In a chart, he calculated the difference in cost between synthetic and real-world data sets. According to Romero, although a real-world data set may incur only two thirds of the cost of a synthetic one, the former has a significantly higher cost per image. In the end, you’d have 1,500 images from a real-world data set versus more than a million synthetic images.
Romero offered a few examples of studies in favor of synthetic data. In the SYNTHIA data set for autonomous vehicles, training results showed that a combination of real-world data and synthetic data performed better than real-world data alone.
A 2017 paper called “Domain Randomization for Transferring Deep Neural Networks from Simulation to the Real World” found that a model for improving robot arm grabbing accuracy that was training entirely on synthetic data showed that images didn’t need to be especially photorealistic. “[The researchers] intentionally randomize aspects of the image that don’t particularly matter for the test that the model needs to perform,” Romero said.
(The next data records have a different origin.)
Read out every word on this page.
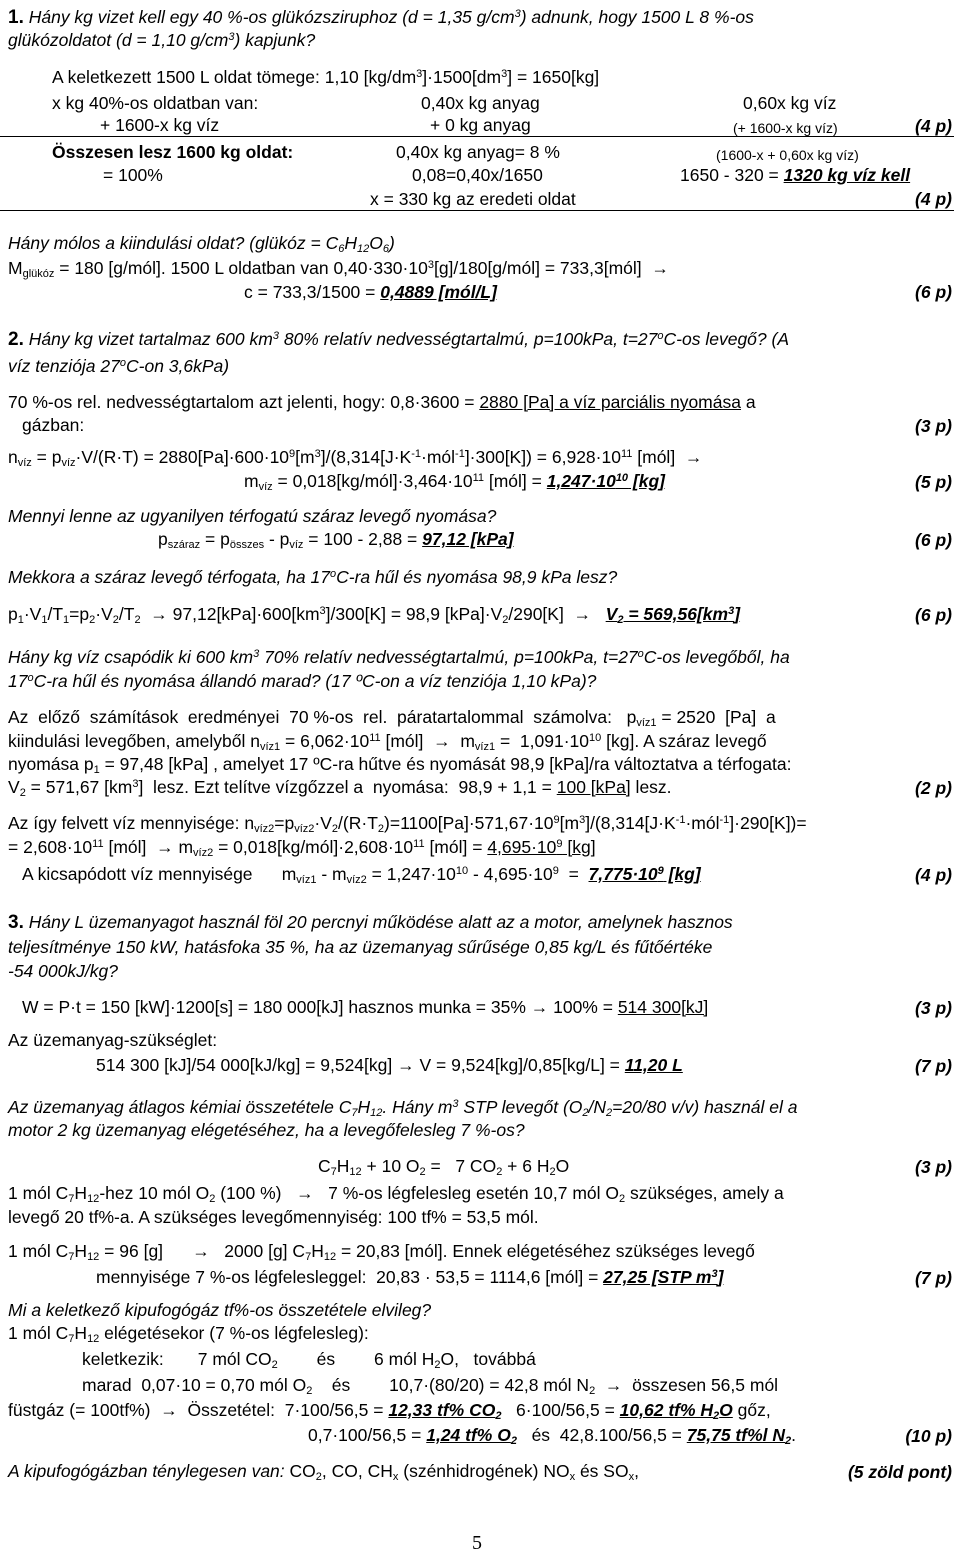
1. Hány kg vizet kell egy 40 %-os glükózsziruphoz (d = 1,35 $g/cm^3$) adnunk, hogy 1500 L 8 %-os
glükózoldatot (d = 1,10 $g/cm^3$) kapjunk?
A keletkezett 1500 L oldat tömege: 1,10 $[kg/dm^3]\cdot 1500[dm^3] = 1650[kg]$
x kg 40%-os oldatban van:	0,40x kg anyag	0,60x kg víz
+ 1600-x kg víz	+ 0 kg anyag	(+ 1600-x kg víz)	(4 p)
Összesen lesz 1600 kg oldat:	0,40x kg anyag= 8 %	(1600-x + 0,60x kg víz)
= 100%	0,08=0,40x/1650	1650 - 320 = 1320 kg víz kell
x = 330 kg az eredeti oldat	(4 p)
Hány mólos a kiindulási oldat? (glükóz = $C_6H_{12}O_6$)
$M_{glükóz} = 180$ [g/mól]. 1500 L oldatban van $0,40\cdot 330\cdot 10^3[g]/180[g/mól]$ = 733,3[mól]  →
c = 733,3/1500 = 0,4889 [mól/L]	(6 p)
2. Hány kg vizet tartalmaz 600 $km^3$ 80% relatív nedvességtartalmú, p=100kPa, $t=27^oC-os$ levegő? (A
víz tenziója 27$^o$C-on 3,6kPa)
70 %-os rel. nedvességtartalom azt jelenti, hogy: 0,8·3600 = 2880 [Pa] a víz parciális nyomása a
gázban:	(3 p)
$n_{víz} = p_{víz}\cdot V/(R\cdot T)$ = $2880[Pa]\cdot 600\cdot 10^9[m^3]/(8,314[J\cdot K^{-1}\cdot mól^{-1}]\cdot 300[K]) = 6,928\cdot 10^{11}$ [mól]  →
$m_{víz}$ = $0,018[kg/mól]\cdot 3,464\cdot 10^{11}$ [mól] = $1,247\cdot 10^{10}$ [kg]	(5 p)
Mennyi lenne az ugyanilyen térfogatú száraz levegő nyomása?
$p_{száraz} = p_{összes} - p_{víz} = 100 - 2,88 = 97,12$ [kPa]	(6 p)
Mekkora a száraz levegő térfogata, ha 17$^o$C-ra hűl és nyomása 98,9 kPa lesz?
$p_1\cdot V_1/T_1=p_2\cdot V_2/T_2 \to 97,12[kPa]\cdot 600[km^3]/300[K] = 98,9$ $[kPa]\cdot V_2/290[K] \to V_2 = 569,56[km^3]$	(6 p)
Hány kg víz csapódik ki 600 $km^3$ 70% relatív nedvességtartalmú, p=100kPa, $t=27^oC-os$ levegőből, ha
17$^o$C-ra hűl és nyomása állandó marad? (17 ºC-on a víz tenziója 1,10 kPa)?
Az  előző  számítások  eredményei  70 %-os  rel.  páratartalommal  számolva:   $p_{víz1} = 2520$  [Pa]  a
kiindulási levegőben, amelyből $n_{víz1} = 6,062\cdot 10^{11}$ [mól]  →  $m_{víz1} = 1,091\cdot 10^{10}$ [kg]. A száraz levegő
nyomása $p_1 = 97,48$ [kPa] , amelyet 17 ºC-ra hűtve és nyomását 98,9 [kPa]/ra változtatva a térfogata:
$V_2 = 571,67$ $[km^3]$  lesz. Ezt telítve vízgőzzel a  nyomása:  98,9 + 1,1 = 100 [kPa] lesz.	(2 p)
Az így felvett víz mennyisége: $n_{víz2}=p_{víz2}\cdot V_2/(R\cdot T_2)=1100[Pa]\cdot 571,67\cdot 10^9[m^3]/(8,314[J\cdot K^{-1}\cdot mól^{-1}]\cdot 290[K])=$
= $2,608\cdot 10^{11}$ [mól]  → $m_{víz2}$ = $0,018[kg/mól]\cdot 2,608\cdot 10^{11}$ [mól] = $4,695\cdot 10^9$ [kg]
A kicsapódott víz mennyisége      $m_{víz1} - m_{víz2} = 1,247\cdot 10^{10} - 4,695\cdot 10^9 = 7,775\cdot 10^9$ [kg]	(4 p)
3. Hány L üzemanyagot használ föl 20 percnyi működése alatt az a motor, amelynek hasznos
teljesítménye 150 kW, hatásfoka 35 %, ha az üzemanyag sűrűsége 0,85 kg/L és fűtőértéke
-54 000kJ/kg?
W = P·t = 150 [kW]·1200[s] = 180 000[kJ] hasznos munka = 35% → 100% = 514 300[kJ]	(3 p)
Az üzemanyag-szükséglet:
514 300 [kJ]/54 000[kJ/kg] = 9,524[kg] → V = 9,524[kg]/0,85[kg/L] = 11,20 L	(7 p)
Az üzemanyag átlagos kémiai összetétele $C_7H_{12}$. Hány $m^3$ STP levegőt ($O_2/N_2=20/80$ v/v) használ el a
motor 2 kg üzemanyag elégetéséhez, ha a levegőfelesleg 7 %-os?
$C_7H_{12} + 10$ $O_2 = 7$ $CO_2 + 6$ $H_2O$	(3 p)
1 mól $C_7H_{12}$-hez 10 mól $O_2$ (100 %)   →   7 %-os légfelesleg esetén 10,7 mól $O_2$ szükséges, amely a
levegő 20 tf%-a. A szükséges levegőmennyiség: 100 tf% = 53,5 mól.
1 mól $C_7H_{12} = 96$ [g]      →   2000 [g] $C_7H_{12} = 20,83$ [mól]. Ennek elégetéséhez szükséges levegő
mennyisége 7 %-os légfelesleggel:  20,83 · 53,5 = 1114,6 [mól] = 27,25 [STP $m^3$]	(7 p)
Mi a keletkező kipufogógáz tf%-os összetétele elvileg?
1 mól $C_7H_{12}$ elégetésekor (7 %-os légfelesleg):
keletkezik:       7 mól $CO_2$        és        6 mól $H_2O$,   továbbá
marad  0,07·10 = 0,70 mól $O_2$    és        10,7·(80/20) = 42,8 mól $N_2$  →  összesen 56,5 mól
füstgáz (= 100tf%)  →  Összetétel:  7·100/56,5 = 12,33 tf% $CO_2$   6·100/56,5 = 10,62 tf% $H_2O$ gőz,
0,7·100/56,5 = 1,24 tf% $O_2$   és  42,8.100/56,5 = 75,75 tf%l $N_2$.	(10 p)
A kipufogógázban ténylegesen van: $CO_2$, CO, $CH_x$ (szénhidrogének) $NO_x$ és $SO_x$,	(5 zöld pont)
5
In this case, they needed the robot arm to pick up a cube. “It doesn’t matter what the color is, you know when a cube is a cube.”
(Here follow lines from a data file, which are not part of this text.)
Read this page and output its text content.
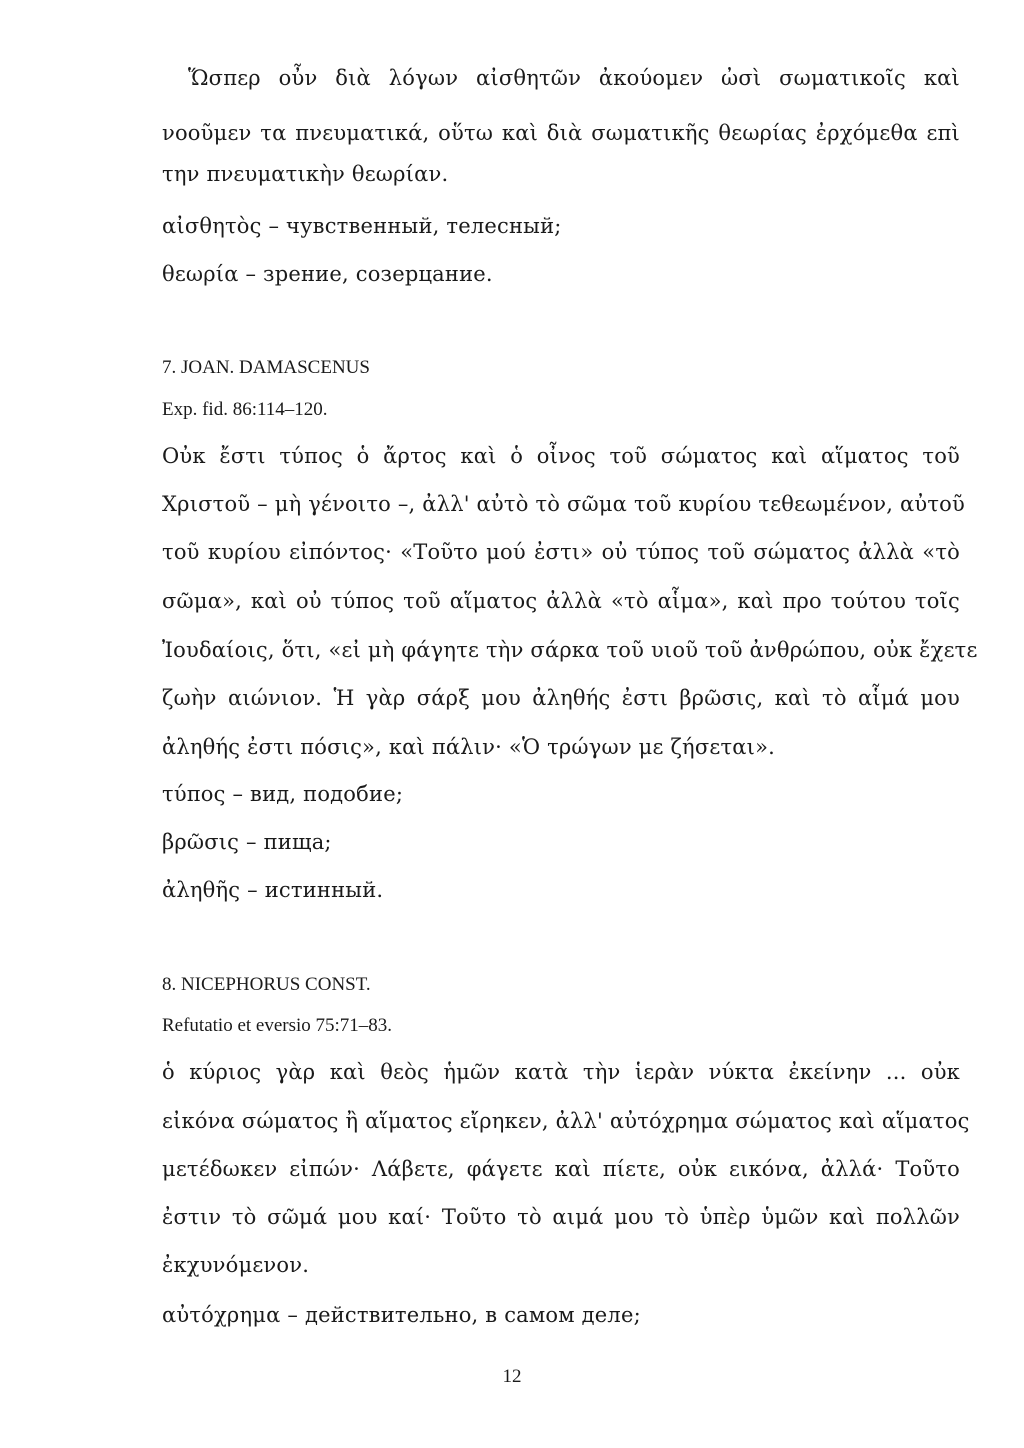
Ὥσπερ οὖν διὰ λόγων αἰσθητῶν ἀκούομεν ὠσὶ σωματικοῖς καὶ
νοοῦμεν τα πνευματικά, οὕτω καὶ διὰ σωματικῆς θεωρίας ἐρχόμεθα επὶ
την πνευματικὴν θεωρίαν.
αἰσθητὸς – чувственный, телесный;
θεωρία – зрение, созерцание.
7. JOAN. DAMASCENUS
Exp. fid. 86:114–120.
Οὐκ ἔστι τύπος ὁ ἄρτος καὶ ὁ οἶνος τοῦ σώματος καὶ αἵματος τοῦ
Χριστοῦ – μὴ γένοιτο –, ἀλλ' αὐτὸ τὸ σῶμα τοῦ κυρίου τεθεωμένον, αὐτοῦ
τοῦ κυρίου εἰπόντος· «Τοῦτο μού ἐστι» οὐ τύπος τοῦ σώματος ἀλλὰ «τὸ
σῶμα», καὶ οὐ τύπος τοῦ αἵματος ἀλλὰ «τὸ αἷμα», καὶ προ τούτου τοῖς
Ἰουδαίοις, ὅτι, «εἰ μὴ φάγητε τὴν σάρκα τοῦ υιοῦ τοῦ ἀνθρώπου, οὐκ ἔχετε
ζωὴν αιώνιον. Ἡ γὰρ σάρξ μου ἀληθής ἐστι βρῶσις, καὶ τὸ αἷμά μου
ἀληθής ἐστι πόσις», καὶ πάλιν· «Ὁ τρώγων με ζήσεται».
τύπος – вид, подобие;
βρῶσις – пища;
ἀληθῆς – истинный.
8. NICEPHORUS CONST.
Refutatio et eversio 75:71–83.
ὁ κύριος γὰρ καὶ θεὸς ἡμῶν κατὰ τὴν ἱερὰν νύκτα ἐκείνην ... οὐκ
εἰκόνα σώματος ἢ αἵματος εἴρηκεν, ἀλλ' αὐτόχρημα σώματος καὶ αἵματος
μετέδωκεν εἰπών· Λάβετε, φάγετε καὶ πίετε, οὐκ εικόνα, ἀλλά· Τοῦτο
ἐστιν τὸ σῶμά μου καί· Τοῦτο τὸ αιμά μου τὸ ὑπὲρ ὑμῶν καὶ πολλῶν
ἐκχυνόμενον.
αὐτόχρημα – действительно, в самом деле;
12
And in a third example, Google Cloud AI researchers trained an object detection model on synthetic data — supermarket items — that they said outperformed one that was trained on real data.
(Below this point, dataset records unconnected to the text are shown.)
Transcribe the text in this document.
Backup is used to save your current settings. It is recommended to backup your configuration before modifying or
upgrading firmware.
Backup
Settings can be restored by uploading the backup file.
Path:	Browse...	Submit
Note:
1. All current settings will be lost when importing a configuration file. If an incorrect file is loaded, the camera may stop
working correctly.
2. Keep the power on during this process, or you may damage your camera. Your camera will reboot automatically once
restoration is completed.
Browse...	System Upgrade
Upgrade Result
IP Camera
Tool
For those looking to get started with simulations and synthetic data, Romero said, Unity offers SynthDet, which can actually generate assets and label frames. You can run simulations locally on your own hardware, and you can use the company’s cloud service, Unity Simulation, for large-scale simulations.
Though some of Romero’s points about the advantages of synthetic data are seemingly inalienable, when it comes to autonomous vehicle training, some posit that real-world data is indispensable. For instance, in an earlier interview with VentureBeat, Waymo product lead for simulation and automation Jonathan Karmel said, “If you just focus on synthetic miles and don’t start bringing in some of the realism that you have from driving in the real world, it actually becomes very difficult to know where you are on that curve of realism.” But, he added, “That said, what we’re trying to do is learn as much as we can — we’re still getting thousands of years of experience during this period of time.”